YAPC::Asia2日目のセッションでは、DeNAで使われているモバイルサイト向けフレームワークが公開され、その概要が解説された。
Perlカンファレンス「YAPC::Asia」2日目は、「Introduction "MobaSiF"(Mobile Simple Framework)」と題されたセッションが行われ、株式会社DeNAの能登信晴氏、川崎修平氏が壇上にあがり、同社で使われているモバイルサイト向けフレームワーク「MobaSiF」を公開するとともに、その概要が解説された。
能登氏はまず、MobaSiFの特徴について「薄くてシンプルで非常に軽い。中身を見てもらえればわかるが、すぐに理解できるのでは」と、文字通りシンプルなフレームワークであると説明した。一方で「2004年よりモバオクで使われはじめて以来、ポケットアフィリエイトやモバゲータウンなど大規模サイトで運用されてきた」と、MobaSiFが実績を持っているフレームワークであることも強調した。
MobaSiFは、主に「3キャリア対応絵文字変換」「端末ID、キャリアの検知機能」「シンプルなテンプレートエンジン」「MVCコントローラー」などが含まれたフレームワークとなっており、それぞれを独自に活用することもできる。その他、DBIラッパー「DA.pm」やデーモン作成用モジュール「Daemon.pm」なども同梱されている。対応環境はLinux(DeNAではRedHat 9を使用)、Parl 5.8.0以降、Apache(DeNAでは1.3.xを使用)、FastCGIまたはmod_perl、MySQLなど。
ベンチマークを比較してみると、日記ページを10件表示した際、Template Toolkitを使った場合は1秒間に612ページ分だったが、MTemplate(MobaSiFのテンプレートエンジン)を使うと秒間14,312ページ表示できるなど、約22倍の高速性を実現している。「ただ、これに関しては数ミリ秒でのできごとなので、特にこだわる部分ではないと思う」(能登氏)としながらも、絵文字の変換速度はEncode::JP::Mobileを使った際よりも約3倍、静的なページを表示させてフレームワークのベンチマークを計ってみると、Catalystを使用した際の6倍近い性能を持つなど、実績に見合った能力を兼ね備えているようだ。

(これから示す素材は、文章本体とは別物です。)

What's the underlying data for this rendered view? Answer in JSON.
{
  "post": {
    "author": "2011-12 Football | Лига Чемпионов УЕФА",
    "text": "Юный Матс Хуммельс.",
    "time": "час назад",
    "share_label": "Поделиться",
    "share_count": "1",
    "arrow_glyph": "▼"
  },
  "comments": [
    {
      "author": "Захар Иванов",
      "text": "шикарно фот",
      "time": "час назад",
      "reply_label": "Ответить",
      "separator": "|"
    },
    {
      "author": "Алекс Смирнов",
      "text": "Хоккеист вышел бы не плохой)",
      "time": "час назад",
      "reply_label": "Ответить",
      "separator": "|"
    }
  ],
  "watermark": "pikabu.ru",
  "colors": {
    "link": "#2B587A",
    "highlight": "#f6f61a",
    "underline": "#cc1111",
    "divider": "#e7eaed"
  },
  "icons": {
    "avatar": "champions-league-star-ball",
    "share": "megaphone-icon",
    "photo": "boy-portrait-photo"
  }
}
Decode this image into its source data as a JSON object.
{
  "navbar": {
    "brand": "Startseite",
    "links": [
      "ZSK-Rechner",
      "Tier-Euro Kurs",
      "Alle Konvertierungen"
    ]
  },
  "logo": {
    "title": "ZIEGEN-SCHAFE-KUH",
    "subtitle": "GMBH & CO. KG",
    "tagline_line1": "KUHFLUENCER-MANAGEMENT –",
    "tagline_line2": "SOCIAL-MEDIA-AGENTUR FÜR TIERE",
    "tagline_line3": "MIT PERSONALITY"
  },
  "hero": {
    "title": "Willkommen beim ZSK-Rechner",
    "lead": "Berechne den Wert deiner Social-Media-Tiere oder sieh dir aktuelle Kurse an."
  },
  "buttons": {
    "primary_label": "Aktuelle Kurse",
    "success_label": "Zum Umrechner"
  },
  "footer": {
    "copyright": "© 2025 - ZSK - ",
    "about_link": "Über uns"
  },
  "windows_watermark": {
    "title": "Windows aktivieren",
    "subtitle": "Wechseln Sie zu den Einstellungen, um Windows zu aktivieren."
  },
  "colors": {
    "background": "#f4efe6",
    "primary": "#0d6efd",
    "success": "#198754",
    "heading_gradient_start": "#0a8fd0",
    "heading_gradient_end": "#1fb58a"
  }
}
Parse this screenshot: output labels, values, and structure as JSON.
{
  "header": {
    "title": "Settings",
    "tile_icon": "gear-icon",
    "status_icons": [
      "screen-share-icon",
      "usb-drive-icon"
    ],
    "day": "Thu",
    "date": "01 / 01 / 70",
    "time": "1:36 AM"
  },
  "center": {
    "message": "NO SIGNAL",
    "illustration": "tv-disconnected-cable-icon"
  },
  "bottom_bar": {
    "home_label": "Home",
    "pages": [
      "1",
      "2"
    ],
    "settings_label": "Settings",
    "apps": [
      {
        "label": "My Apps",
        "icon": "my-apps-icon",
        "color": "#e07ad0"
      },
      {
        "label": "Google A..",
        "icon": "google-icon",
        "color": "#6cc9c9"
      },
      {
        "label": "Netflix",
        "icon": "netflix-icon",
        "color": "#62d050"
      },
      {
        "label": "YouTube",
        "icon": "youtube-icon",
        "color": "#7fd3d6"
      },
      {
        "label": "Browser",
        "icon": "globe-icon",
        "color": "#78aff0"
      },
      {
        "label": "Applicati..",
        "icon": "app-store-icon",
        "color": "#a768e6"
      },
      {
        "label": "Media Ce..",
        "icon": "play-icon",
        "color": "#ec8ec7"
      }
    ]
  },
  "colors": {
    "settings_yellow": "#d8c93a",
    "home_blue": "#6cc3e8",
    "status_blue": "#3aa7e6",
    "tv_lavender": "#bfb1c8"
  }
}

今回、フレームワークをオープンソース化した理由について尋ねられると、川崎氏は「理由の1つとして、YAPC::Asiaのために何かいいネタを出したかった」と回答。予定されていた携帯メール向け配信モジュールの公開が間に合わないなど、まだ準備不足の部分もあるとしながらも、「今後もソースを公開していくので、ぜひ中身をのぞいてみて欲しい」と述べた。
MobaSiFは以下のサイトでオープンソースとして公開されている。ライセンスはArtistic LicenseまたはGPLv2。ドキュメントは圧縮ファイルに同梱されている。